Gestern Abend hatte ich meinen grossen Auftritt, auf den ich lange hingefiebert hatte: meine Präsentation über Bunterrichten an der Universität. Nachdem ich in einer Lehrveranstaltung immer wieder für viele andere Studierende nicht nachvollziehbare Aussagen getroffen und dem Lehrveranstaltungsleiter auf Anfrage meine Bachelor-Arbeit zukommen lassen hatte (der begeistert war), wurde ich vor einer Woche von ihm eingeladen, in der Lehrveranstaltung eine Präsentation über meine Ansichten zu Bildung zu halten, die gestern über die Bühne ging.
Das Säen ist des Farmer’s Lust
Meine anfängliche Nervosität legte sich nach einigen Minuten und wich unbändiger Freude. Da stand ich nun in dieser Lehrveranstaltung und sprach über meine Vorstellungen von Bildung, etwas, wovon ich lange geträumt hatte. Ich sprach nicht darüber, was irgendwelche anderen intelligenten Menschen gesagt oder geschrieben hatten (auch wenn ich einige, unter anderem Holloway, sehr wohl hervorhob). Ich sprach über meine Weltsicht, und es gab andere Menschen, die in jenem Moment mehr Interesse daran zu haben schienen als an der Weltsicht anderer hochkarätiger Pädagogen. In dieser knappen Stunde war ich einer von ihnen.
Ich hatte bereits Bedenken gehabt, wie Studenten, die ihr Leben lang nichts anderes gewohnt waren als das starre Schulsystem und ein ebenso relativ starres Uni-System, auf meine Vorstellungen reagieren würden. Würden sie sie als weltfremd abtun? Völlig auseinandernehmen? Oder, vermutlich schlimmer, es, ohne darüber gross nachzudenken, hinnehmen, wie es in Schulen und Universitäten sonst üblich war?
Reiche Ernte
Zu meiner Überraschung (und ebenso tiefen Befriedigung) entwickelten sich während und nach meiner Präsentation rege Diskussionen über die aufgeworfenen Fragen. Auch sie hatten sich augenscheinlich bereits ähnliche Fragen gestellt, und dieser Abend, dieses in-den-Raum-werfen einer alternativen Weltsicht schien der Katalysator für tiefere Diskussionen zu sein. Ja, es lief vieles schief, stimmten die meisten zu. Dies warf für viele nachvollziehbare bedenkliche Fragen auf.
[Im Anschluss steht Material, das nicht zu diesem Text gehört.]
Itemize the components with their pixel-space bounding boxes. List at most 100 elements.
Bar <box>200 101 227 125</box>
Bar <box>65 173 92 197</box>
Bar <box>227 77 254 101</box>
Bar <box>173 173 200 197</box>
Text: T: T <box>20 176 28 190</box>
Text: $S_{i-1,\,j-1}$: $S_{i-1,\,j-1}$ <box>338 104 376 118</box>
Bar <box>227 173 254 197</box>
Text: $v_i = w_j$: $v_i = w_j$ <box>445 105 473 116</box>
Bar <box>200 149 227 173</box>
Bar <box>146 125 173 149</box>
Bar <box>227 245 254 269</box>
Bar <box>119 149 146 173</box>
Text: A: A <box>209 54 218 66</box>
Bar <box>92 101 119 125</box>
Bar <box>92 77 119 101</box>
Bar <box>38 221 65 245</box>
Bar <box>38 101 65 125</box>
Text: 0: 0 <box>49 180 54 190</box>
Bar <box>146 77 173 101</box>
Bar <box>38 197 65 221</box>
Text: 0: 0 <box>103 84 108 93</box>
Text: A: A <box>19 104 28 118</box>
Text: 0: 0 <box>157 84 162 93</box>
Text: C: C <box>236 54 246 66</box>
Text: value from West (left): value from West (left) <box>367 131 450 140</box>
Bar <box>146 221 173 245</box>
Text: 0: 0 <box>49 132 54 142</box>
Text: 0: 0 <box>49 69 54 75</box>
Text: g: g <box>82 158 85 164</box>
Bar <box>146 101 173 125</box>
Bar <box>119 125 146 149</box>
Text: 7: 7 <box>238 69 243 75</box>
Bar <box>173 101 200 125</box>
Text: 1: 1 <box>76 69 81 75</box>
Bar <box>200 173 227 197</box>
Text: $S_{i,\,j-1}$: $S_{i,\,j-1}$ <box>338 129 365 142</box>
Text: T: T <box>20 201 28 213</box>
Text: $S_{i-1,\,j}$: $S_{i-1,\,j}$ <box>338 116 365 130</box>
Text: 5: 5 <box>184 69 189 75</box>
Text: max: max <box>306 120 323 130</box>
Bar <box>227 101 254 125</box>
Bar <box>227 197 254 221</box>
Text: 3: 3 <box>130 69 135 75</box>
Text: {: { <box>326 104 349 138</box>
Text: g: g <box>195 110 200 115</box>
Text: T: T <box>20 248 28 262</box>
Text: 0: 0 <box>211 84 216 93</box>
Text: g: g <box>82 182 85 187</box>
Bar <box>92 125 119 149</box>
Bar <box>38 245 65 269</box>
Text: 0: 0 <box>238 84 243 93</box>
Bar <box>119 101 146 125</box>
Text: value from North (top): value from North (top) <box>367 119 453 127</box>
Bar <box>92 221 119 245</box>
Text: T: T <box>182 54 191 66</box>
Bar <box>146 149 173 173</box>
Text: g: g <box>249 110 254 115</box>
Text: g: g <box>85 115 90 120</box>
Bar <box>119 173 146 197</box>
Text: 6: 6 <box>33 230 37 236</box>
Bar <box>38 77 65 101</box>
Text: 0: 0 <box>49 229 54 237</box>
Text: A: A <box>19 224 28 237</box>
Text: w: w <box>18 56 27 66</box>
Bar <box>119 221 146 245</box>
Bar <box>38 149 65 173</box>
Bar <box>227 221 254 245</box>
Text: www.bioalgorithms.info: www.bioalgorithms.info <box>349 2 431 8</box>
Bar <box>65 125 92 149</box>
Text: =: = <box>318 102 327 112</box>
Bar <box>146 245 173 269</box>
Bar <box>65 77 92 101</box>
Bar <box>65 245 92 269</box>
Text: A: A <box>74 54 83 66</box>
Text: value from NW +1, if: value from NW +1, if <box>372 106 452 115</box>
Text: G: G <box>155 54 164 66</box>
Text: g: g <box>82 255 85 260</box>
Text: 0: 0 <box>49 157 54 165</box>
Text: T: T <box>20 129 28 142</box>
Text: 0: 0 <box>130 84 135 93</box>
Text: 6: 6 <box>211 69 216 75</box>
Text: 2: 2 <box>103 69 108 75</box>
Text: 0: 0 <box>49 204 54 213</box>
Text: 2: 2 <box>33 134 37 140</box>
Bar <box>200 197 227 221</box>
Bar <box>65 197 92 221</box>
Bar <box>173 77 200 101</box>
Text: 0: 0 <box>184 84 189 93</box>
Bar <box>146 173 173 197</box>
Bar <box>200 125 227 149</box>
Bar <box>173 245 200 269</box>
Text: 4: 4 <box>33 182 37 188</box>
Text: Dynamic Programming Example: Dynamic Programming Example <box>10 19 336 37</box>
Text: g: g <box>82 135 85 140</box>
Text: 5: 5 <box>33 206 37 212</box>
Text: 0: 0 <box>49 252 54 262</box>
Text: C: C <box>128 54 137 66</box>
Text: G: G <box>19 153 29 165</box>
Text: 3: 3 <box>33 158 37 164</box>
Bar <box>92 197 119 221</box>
Aber irgendwann waren sie an den Punkt gelangt, an dem die meisten kapitulierten: der Übermacht eines Systems, das unbezwingbar erschien. Meine letzte Powerpoint-Folie betraf dieses Thema: Wie verändert man eine Welt? Meiner Meinung nach nicht durch Systemkämpfe, sondern dadurch, ein System nicht mehr zu unterstützen und andere Wege zu leben. In der in der Folge ausbrechenden Debatte kamen verschiedene Ansichten von es-ist-sowieso-alles-sinnlos bis hin zu zu wir-schaffen-das die verschiedenste Antworten auf diese wichtigen Fragen auf.
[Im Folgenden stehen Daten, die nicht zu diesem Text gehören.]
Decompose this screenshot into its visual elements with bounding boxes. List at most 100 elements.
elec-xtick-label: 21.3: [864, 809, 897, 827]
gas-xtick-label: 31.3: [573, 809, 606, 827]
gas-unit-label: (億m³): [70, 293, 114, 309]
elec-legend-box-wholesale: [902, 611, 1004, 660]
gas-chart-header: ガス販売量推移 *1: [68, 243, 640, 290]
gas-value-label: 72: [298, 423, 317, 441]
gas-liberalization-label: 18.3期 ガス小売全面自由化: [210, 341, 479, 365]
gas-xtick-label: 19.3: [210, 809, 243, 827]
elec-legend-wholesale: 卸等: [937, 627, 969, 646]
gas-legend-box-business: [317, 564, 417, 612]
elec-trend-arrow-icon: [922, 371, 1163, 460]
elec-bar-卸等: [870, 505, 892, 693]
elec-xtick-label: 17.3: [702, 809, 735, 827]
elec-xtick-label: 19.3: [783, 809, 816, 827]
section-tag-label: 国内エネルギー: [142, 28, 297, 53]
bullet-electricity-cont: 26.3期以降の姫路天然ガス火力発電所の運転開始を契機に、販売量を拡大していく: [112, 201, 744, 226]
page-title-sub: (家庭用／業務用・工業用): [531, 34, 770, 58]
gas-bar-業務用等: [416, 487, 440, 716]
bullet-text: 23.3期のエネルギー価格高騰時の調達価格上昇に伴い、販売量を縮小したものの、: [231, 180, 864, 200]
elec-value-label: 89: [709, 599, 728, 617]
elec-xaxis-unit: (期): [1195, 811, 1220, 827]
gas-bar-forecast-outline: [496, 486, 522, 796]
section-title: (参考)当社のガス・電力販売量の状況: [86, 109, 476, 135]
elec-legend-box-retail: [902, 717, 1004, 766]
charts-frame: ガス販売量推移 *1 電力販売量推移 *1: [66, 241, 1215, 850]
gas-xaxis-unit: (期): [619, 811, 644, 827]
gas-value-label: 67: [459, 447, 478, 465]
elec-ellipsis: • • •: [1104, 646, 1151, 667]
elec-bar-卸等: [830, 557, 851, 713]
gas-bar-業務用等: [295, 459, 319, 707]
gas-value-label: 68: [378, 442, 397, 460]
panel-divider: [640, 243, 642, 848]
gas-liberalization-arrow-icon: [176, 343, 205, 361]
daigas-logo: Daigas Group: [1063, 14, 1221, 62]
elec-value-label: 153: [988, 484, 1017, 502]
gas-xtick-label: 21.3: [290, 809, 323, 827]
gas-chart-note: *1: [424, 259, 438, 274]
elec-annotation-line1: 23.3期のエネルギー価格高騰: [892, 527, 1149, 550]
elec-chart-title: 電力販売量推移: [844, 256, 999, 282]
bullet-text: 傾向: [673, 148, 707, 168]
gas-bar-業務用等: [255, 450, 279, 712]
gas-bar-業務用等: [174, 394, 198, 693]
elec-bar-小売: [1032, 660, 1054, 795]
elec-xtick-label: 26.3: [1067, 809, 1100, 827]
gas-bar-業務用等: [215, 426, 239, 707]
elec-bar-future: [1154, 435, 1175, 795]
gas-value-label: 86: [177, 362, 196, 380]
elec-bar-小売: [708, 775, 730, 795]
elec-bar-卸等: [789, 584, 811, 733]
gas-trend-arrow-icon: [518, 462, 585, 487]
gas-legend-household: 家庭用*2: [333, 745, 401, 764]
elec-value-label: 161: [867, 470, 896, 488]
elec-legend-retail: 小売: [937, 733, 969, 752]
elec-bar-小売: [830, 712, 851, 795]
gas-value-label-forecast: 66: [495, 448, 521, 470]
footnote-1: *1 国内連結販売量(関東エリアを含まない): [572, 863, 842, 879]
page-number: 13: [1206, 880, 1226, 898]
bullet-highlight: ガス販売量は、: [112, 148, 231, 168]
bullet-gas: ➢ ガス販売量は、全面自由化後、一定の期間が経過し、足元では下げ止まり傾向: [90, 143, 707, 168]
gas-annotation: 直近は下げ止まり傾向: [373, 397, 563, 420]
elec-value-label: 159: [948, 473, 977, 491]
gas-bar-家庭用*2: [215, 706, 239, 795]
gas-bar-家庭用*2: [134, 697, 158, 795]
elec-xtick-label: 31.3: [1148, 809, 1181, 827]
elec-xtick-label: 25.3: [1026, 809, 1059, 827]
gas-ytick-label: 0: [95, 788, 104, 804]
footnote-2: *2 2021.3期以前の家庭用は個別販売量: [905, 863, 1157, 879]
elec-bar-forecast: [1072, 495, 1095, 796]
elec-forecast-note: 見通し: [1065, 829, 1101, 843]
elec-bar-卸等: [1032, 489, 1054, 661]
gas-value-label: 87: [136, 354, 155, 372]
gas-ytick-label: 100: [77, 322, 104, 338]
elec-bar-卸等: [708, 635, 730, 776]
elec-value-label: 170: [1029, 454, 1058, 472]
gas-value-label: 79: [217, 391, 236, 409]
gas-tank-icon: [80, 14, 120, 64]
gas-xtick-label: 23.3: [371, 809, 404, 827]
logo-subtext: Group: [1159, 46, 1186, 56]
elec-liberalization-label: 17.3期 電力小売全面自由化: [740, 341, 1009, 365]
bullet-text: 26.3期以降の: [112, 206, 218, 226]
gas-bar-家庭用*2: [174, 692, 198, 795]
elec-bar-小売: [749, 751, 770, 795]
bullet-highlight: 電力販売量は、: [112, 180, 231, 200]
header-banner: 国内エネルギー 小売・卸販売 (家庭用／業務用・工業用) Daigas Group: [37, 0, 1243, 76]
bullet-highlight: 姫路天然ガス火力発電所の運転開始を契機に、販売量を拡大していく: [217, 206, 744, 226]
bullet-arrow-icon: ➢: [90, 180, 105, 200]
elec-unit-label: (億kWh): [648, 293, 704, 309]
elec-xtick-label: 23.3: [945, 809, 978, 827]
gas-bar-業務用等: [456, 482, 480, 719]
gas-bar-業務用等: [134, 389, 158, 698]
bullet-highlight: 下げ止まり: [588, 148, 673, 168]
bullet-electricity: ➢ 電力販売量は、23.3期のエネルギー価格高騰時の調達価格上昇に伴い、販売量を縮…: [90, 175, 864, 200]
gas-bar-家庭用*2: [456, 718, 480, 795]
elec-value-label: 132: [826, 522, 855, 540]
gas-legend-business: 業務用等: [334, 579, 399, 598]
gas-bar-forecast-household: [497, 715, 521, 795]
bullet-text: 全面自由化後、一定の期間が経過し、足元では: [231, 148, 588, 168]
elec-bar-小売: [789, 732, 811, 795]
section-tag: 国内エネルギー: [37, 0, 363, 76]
Meine Intention war es nicht, absolute Antworten auf diese Fragen zu geben, sondern meine geschätzten Kollegen und Kolleginnen zu zeigen, dass unsere derzeitigen Antworten auf wichtige Fragen historisch gewachsen sind und daher auch jederzeit verändert werden können (siehe Paulo Freire), und zwar nicht nur durch politische Intervention, sondern auch oder sogar vor allem durch das Handeln eines jeden Einzelnen. Um aus den Reaktionen während und nach der Präsentation zu schliessen, scheine ich mein Ziel erreicht zu haben, so einige Menschen zum Nachdenken zu bringen. Welche Folgen dies noch haben wird, bleibt natürlich offen, aber ganz im Sinne des Bunterrichtens traue ich mir zu sagen, dass die Saat ausgeworfen wurde.
Welche Ernte sie bringen wird, wird sich zeigen.